Rappel de marijuana médicinale: Organigram dédommagera ses clients

Après avoir rappelé presque toute sa production de 2016, le producteur de marijuana médicinale basé à Moncton tente de regagner la confiance de ses clients et apprendre de ce mauvais pas.

Le 28 décembre 2016, l’entreprise a initié un rappel de 5 lots, car des tests ont confirmé la présence de faibles niveaux de myclobutanil et de bifénazate. Ces deux pesticides ne sont pas autorisés pour ce type de culture en vertu de la Loi sur les produits antiparasitaires.

Après que les tests suivants ont révélé que trois autres lots étaient concernés, l’entreprise a décidé début janvier d’étendre cette mesure de précaution. Toute la marijuana produite entre le 1er février et le 16 décembre 2016, qu’elle soit séchée ou sous forme d’huile de cannabis, fait désormais partie du rappel.

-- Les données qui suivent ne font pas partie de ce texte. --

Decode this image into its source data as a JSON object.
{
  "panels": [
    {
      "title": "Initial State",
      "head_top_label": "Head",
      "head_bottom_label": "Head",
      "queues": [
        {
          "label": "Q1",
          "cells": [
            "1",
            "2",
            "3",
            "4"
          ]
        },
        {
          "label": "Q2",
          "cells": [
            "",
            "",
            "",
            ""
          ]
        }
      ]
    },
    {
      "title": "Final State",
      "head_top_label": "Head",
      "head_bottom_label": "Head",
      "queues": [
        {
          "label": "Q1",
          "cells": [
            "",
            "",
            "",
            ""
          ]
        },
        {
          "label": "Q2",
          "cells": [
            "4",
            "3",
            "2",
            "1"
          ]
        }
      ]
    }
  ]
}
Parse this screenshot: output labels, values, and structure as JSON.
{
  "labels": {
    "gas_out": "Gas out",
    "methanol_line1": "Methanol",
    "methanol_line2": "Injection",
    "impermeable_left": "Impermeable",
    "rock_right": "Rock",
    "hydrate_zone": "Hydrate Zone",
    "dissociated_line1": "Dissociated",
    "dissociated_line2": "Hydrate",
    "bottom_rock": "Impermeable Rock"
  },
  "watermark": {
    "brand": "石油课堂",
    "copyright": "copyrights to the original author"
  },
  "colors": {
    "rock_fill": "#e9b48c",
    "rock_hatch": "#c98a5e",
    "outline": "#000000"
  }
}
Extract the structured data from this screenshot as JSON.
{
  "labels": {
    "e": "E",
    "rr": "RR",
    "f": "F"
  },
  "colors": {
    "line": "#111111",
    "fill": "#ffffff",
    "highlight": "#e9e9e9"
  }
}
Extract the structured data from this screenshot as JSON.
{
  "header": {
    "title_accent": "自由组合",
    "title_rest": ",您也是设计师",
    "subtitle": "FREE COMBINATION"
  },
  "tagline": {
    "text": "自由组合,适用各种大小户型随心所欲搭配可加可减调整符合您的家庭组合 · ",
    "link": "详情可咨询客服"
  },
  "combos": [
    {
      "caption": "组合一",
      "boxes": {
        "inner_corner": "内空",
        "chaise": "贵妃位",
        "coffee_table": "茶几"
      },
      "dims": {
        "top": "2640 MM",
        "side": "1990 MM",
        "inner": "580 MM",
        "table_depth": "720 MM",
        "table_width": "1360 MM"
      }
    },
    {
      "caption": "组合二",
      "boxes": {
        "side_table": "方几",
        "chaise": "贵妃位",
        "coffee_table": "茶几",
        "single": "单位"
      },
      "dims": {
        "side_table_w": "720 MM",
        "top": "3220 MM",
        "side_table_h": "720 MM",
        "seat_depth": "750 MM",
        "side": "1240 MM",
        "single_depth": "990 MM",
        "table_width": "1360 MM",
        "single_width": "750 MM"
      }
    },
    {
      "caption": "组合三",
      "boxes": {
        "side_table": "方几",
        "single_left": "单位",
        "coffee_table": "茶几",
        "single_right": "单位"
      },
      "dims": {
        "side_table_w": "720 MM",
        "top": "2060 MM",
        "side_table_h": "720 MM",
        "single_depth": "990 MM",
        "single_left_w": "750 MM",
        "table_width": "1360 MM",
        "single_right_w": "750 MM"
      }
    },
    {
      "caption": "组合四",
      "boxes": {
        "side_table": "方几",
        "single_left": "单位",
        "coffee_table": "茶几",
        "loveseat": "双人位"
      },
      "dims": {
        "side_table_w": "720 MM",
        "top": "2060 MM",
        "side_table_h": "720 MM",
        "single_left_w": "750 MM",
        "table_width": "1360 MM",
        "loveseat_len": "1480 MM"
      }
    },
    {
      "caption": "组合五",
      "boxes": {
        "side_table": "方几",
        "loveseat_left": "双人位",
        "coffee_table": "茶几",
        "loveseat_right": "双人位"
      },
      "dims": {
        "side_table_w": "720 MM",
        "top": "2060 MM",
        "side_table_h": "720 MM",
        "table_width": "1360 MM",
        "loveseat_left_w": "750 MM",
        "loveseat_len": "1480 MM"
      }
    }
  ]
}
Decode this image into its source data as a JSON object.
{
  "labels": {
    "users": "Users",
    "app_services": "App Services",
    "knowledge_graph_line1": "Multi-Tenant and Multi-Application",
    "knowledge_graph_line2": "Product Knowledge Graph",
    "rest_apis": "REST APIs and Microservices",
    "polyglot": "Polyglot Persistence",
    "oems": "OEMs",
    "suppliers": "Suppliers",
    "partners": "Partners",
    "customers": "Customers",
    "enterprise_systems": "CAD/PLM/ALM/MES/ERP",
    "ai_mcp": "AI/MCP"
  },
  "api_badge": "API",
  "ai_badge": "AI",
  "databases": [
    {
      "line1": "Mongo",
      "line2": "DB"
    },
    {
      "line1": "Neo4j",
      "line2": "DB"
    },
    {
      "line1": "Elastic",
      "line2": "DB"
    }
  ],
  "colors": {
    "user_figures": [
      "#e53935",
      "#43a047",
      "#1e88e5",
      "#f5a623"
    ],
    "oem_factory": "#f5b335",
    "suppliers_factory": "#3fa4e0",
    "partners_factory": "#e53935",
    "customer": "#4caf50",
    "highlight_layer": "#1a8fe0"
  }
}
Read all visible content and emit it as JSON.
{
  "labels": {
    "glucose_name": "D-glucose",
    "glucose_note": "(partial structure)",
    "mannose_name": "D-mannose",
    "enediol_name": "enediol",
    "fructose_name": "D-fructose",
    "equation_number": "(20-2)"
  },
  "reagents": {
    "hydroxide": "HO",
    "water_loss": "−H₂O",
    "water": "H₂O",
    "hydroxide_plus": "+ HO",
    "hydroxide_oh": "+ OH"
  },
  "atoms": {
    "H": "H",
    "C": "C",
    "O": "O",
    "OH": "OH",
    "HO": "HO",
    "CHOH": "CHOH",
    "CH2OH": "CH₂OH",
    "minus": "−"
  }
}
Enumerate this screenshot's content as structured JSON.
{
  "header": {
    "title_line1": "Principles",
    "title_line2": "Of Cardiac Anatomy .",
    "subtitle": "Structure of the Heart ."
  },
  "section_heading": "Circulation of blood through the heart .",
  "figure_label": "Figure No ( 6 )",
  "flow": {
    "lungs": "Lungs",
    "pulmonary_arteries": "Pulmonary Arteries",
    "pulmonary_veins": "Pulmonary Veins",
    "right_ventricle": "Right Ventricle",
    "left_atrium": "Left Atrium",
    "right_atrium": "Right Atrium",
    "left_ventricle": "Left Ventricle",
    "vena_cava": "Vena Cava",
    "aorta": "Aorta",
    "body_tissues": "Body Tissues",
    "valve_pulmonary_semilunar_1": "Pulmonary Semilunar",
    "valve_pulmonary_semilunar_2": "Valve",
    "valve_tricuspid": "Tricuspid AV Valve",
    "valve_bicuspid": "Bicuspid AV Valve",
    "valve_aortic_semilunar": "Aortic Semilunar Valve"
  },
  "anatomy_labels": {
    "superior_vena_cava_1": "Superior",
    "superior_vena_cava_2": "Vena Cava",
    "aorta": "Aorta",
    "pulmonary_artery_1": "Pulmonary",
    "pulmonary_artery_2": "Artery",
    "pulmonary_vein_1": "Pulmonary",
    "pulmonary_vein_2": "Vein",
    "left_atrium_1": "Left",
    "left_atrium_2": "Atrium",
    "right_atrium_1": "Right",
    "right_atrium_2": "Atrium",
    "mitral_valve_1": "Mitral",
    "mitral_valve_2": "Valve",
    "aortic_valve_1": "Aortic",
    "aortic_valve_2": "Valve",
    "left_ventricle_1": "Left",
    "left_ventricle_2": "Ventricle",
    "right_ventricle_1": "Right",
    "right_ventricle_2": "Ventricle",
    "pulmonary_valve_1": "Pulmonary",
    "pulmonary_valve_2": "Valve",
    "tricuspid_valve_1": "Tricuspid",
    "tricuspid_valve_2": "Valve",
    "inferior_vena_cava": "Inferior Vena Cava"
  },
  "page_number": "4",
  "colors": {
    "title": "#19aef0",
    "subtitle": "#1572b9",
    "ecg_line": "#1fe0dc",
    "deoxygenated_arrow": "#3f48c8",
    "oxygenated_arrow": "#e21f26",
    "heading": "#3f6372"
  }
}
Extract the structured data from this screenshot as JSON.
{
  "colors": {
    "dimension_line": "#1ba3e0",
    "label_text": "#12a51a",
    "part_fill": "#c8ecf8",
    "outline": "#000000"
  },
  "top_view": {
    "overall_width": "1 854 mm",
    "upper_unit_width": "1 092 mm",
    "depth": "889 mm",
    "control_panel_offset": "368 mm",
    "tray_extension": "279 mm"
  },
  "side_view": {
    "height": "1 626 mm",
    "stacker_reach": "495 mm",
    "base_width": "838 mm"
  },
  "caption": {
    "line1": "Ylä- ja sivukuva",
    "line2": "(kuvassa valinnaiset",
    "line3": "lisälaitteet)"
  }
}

Santé Canada précise que l’exposition à ces produits peut avoir des conséquences temporaires sur la santé et que la probabilité de conséquences graves pour la santé était faible.

L’enquête qui a suivi n’a pas permis de déterminer l’origine de la contamination. «L’enquête a été approfondie, elle a été entreprise avec la pleine collaboration et l’aide de Santé Canada et d’experts extérieurs», assure le PDG d’Organigram, Denis Arsenault.

Une chose est certaine, l’image de la société en a pris un coup. Depuis ses débuts, Organigram mise sur son offre de cannabis organique, sans produits chimiques.

Dans un communiqué publié lundi, la compagnie annonce que tous les clients non assurés concernés pourront bénéficier d’un crédit complet correspondant à leur achat.

Cela représente un coût de 2,26 millions $ pour l’entreprise. «Nous travaillons très fort pour retrouver la foi et la confiance de nos clients», déclare Denis Arsenault.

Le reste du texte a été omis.